Sec. 2. Designation of areas for years after 1965. (a) Subject to the provisions of subsection (b) of this section, the areas designated by Section 1 (a), or pursuant to Section 1(b), of this Order are hereby designated as areas for which recreation user fees shall be charged for years after 1965.
(b) The officials described in Section 1(b) of this Order shall, before January 1, 1966, and at least annually thereafter, review all areas then under their respective jurisdictions, including those described in subsection (a) of this section, to determine (1) whether any additional areas should, in accordance with the designation criteria prescribed by Section 3 of this Order (or under those designation criteria as revised by the Secretary of the Interior pursuant to Section 6(c) of this Order), be designated as areas for which recreation user fees shall be charged, or (2) whether the recreation user fee for any area theretofore designated should be increased, reduced, or eliminated under the designation criteria then in effect.
(c)(1) Whenever, in accordance with subsection (b) of this section, it is determined that the recreation user fee for an area should be reduced or eliminated, such action shall be taken forthwith.
(2) Whenever, in accordance with subsection (b) of this section, it is determined that a recreation user fee should be charged with respect to an area with respect to which no such fee has theretofore been charged, such new fee shall be charged only after the posting requirements of Section 4 of this Order have been satisfied.
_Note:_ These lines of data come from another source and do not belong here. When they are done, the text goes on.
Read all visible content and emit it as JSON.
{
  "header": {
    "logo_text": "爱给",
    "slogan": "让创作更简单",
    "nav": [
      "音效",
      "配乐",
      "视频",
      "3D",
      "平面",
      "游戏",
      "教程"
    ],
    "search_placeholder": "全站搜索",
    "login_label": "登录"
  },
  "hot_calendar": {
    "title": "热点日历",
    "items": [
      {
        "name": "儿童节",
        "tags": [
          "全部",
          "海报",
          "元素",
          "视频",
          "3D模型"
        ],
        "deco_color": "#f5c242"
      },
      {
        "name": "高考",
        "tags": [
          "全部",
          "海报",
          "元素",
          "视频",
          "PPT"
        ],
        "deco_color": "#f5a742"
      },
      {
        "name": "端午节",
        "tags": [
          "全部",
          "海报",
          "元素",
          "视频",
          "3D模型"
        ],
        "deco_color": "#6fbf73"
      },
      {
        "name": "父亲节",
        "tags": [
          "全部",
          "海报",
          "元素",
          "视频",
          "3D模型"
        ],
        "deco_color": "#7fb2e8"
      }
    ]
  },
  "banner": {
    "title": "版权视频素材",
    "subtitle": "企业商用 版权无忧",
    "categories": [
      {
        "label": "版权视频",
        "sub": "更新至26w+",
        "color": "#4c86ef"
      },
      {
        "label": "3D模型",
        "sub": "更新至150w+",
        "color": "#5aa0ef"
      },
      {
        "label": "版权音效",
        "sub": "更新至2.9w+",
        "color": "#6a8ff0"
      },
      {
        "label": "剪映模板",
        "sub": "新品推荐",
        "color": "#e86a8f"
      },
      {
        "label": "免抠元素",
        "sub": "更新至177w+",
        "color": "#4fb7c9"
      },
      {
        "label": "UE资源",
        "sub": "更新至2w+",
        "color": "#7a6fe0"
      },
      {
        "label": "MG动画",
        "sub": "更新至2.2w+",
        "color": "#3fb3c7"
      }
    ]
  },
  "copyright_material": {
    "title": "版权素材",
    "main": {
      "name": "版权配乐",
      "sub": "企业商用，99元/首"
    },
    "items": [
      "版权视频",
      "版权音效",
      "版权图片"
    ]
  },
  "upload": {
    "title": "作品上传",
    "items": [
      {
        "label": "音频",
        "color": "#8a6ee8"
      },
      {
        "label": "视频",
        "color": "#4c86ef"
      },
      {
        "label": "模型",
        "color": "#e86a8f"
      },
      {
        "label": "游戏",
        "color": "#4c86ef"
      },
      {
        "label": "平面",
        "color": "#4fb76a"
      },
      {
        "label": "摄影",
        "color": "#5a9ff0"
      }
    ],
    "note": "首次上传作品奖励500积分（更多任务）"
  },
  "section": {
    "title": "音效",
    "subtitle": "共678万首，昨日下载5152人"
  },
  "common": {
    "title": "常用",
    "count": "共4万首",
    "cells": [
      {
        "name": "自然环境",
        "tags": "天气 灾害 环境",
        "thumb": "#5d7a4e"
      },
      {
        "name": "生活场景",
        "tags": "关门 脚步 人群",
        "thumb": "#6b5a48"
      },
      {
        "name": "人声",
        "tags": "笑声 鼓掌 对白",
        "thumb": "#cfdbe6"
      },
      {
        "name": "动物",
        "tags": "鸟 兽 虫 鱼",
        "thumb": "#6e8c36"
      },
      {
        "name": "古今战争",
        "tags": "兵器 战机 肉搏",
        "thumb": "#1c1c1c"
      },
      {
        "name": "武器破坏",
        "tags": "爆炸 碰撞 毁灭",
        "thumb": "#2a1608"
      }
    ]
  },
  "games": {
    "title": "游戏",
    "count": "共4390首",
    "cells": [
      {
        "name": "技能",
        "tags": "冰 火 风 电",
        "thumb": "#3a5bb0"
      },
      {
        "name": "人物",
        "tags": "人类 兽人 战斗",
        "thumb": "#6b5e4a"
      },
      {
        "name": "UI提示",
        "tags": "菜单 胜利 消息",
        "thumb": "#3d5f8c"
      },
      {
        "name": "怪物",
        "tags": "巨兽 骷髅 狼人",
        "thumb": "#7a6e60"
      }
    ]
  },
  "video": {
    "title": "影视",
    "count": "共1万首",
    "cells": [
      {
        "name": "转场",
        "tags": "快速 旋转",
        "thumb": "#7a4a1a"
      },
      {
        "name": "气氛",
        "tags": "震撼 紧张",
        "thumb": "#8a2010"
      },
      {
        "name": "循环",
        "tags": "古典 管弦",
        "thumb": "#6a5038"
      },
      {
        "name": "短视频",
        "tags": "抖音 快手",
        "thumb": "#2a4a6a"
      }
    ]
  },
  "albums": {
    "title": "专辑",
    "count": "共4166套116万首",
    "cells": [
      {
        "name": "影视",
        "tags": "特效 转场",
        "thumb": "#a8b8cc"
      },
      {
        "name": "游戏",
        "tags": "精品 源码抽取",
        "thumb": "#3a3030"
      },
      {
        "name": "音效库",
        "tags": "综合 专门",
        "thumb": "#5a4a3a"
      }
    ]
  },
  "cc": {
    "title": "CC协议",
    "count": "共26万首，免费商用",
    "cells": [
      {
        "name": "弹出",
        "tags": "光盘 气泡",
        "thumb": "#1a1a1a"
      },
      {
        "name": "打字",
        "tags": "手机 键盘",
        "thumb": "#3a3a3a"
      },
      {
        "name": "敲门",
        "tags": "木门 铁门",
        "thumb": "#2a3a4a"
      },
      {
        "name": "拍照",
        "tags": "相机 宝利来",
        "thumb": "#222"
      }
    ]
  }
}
Sec. 3. Criteria for designation of areas. Areas shall, in accordance with Section 1 (b) andSection 2(b) of this Order and to the extent permitted by the Act, be designated as areas at which recreation user fees shall be charged if the following conditions are found to exist concurrently:
(1) The area is administered by any of the eight agencies specified in Section 1(a) of this Order;
(2) The area is administered primarily for scenic, scientific, historical, cultural, or recreational purposes;
(3) The area has recreation facilities or services provided at Federal expense; and
(4) The nature of the area is such that fee collection is administratively and economically practical.
(b) Areas designated as those at which recreation user fees shall be charged shall hereafter in this Order be referred to as “designated areas.”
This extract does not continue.